どうして、俺だけがこんな目に遭わなければならないんだ……。
「なんで、俺だけ……」
ポツリと呟いてみると、ますます虚しさがこみ上げてくる。いっそのこと、ここから飛び降りて楽になってしまおうか。穏やかな青一色の空を眺めながら、軽く自殺願望にとらわれかけたとき
「ごるあ!」
と、どこかから突然怒鳴り声が響いてきた。自殺に向かっていた俺の意識は、自然とその怒鳴り声に引き寄せられた。それは、神様が俺の自殺を止めるために与えてくれた幻聴というプレゼントだったのかもしれないが、俺はすぐに思い直して身を起こした。
今度は複数の怒鳴り声が聞こえたからだ。
屋上からは校内のほとんどを見渡すことができる。
怒鳴り声の元を辿ってみると、老朽化が進み今は使われなくなった校舎の裏で、複数の不良たちが1人の男子生徒を取り囲んでなにやら楽しそうに暴行を加えているではないか。しかも、その不良たちというのが俺の中のもう2度と顔も見たくない人間ランキングベスト5に堂々入る、あの珍獣スキンヘッドとその連れ2人と判明した瞬間、俺の気分はブルーゾーンを越えて、憂鬱の渦の中へ放り込まれた。
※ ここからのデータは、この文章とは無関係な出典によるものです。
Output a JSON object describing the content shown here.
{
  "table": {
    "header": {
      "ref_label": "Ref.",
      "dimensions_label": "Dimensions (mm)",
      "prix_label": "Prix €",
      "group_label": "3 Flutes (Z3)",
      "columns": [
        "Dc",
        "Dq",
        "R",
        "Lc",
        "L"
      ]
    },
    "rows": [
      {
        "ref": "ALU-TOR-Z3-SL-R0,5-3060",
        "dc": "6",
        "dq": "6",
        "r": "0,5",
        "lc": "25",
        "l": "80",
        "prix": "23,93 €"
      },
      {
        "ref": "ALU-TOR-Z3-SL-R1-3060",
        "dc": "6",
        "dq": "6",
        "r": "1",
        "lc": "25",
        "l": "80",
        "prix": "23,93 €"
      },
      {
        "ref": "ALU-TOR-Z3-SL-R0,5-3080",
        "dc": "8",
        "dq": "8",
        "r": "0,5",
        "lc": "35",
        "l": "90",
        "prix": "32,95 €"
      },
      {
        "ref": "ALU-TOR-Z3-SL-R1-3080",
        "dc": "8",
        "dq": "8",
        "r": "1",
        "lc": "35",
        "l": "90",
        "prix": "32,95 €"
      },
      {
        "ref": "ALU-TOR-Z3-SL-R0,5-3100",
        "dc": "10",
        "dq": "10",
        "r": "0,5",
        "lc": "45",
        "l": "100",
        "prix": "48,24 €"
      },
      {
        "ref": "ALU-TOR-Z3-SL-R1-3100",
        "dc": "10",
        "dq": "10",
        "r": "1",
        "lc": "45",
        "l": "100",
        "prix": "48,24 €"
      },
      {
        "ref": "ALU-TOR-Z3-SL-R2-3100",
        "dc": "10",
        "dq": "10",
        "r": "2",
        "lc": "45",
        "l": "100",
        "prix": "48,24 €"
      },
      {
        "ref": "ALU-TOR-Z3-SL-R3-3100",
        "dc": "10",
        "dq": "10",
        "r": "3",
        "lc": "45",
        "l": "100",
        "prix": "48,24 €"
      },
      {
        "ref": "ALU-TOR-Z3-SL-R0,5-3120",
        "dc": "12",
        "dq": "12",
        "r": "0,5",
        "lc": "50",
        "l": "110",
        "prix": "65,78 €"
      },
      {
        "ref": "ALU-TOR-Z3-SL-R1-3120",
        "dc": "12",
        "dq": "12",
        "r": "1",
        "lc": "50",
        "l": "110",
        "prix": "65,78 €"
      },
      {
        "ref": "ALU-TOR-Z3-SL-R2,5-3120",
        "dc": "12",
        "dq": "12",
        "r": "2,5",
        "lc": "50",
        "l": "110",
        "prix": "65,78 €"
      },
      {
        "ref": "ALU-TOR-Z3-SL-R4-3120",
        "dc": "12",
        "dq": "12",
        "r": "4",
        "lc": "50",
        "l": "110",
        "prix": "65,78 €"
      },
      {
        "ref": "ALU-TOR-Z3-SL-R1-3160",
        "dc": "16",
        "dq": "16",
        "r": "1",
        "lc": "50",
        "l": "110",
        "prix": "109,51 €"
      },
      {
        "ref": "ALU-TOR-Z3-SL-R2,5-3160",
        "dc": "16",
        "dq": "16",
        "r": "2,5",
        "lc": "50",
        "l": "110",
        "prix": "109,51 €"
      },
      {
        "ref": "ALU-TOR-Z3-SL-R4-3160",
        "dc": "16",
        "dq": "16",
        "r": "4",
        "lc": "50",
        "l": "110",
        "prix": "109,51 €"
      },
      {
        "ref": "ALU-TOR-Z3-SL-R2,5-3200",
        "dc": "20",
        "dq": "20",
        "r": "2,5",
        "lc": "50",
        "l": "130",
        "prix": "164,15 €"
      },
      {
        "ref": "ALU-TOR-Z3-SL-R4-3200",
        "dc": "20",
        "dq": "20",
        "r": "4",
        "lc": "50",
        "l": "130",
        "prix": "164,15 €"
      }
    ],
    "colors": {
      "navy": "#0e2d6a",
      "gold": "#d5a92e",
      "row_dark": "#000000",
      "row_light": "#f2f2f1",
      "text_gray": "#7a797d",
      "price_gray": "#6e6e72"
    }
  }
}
一通り気の弱そうな男子生徒を痛めつけ終えた珍獣スキンヘッドたちは、彼の財布から有り金すべてを奪い取ると
「これだけかよ、おい。しけてんなあ。次会うときは10万用意しとけよ」
などと無茶な要求をしておいて、その場を去っていった。
俺はぼろ雑巾のようになり果てた哀れな男子生徒に目を留めた。
虚弱を絵に描いたような、鉛筆を連想させる細い体。中途半端に伸ばされた出来損ないのロングヘアー。目元まで伸びた前髪が、大きな黒縁の眼鏡にかかり、その合間から時々のぞく弱々しい瞳が、暗いイメージにアクセントを加えている。まさに、不良に絡まれる為に存在する人間が、たった今不良に絡まれて地面にうずくまっていた。
気のせいか、俺はその男子生徒を知っているような気がした。しかし、いくら考えてみても名前は浮かんでこない。やはり、ただの思い過ごしだろうか。
考え込んでいるうちに、けたたましいチャイムの音が響いた。ぼろ雑巾のようになり果てた男子生徒は、ゆっくり起きあがると、その場から立ち去っていった。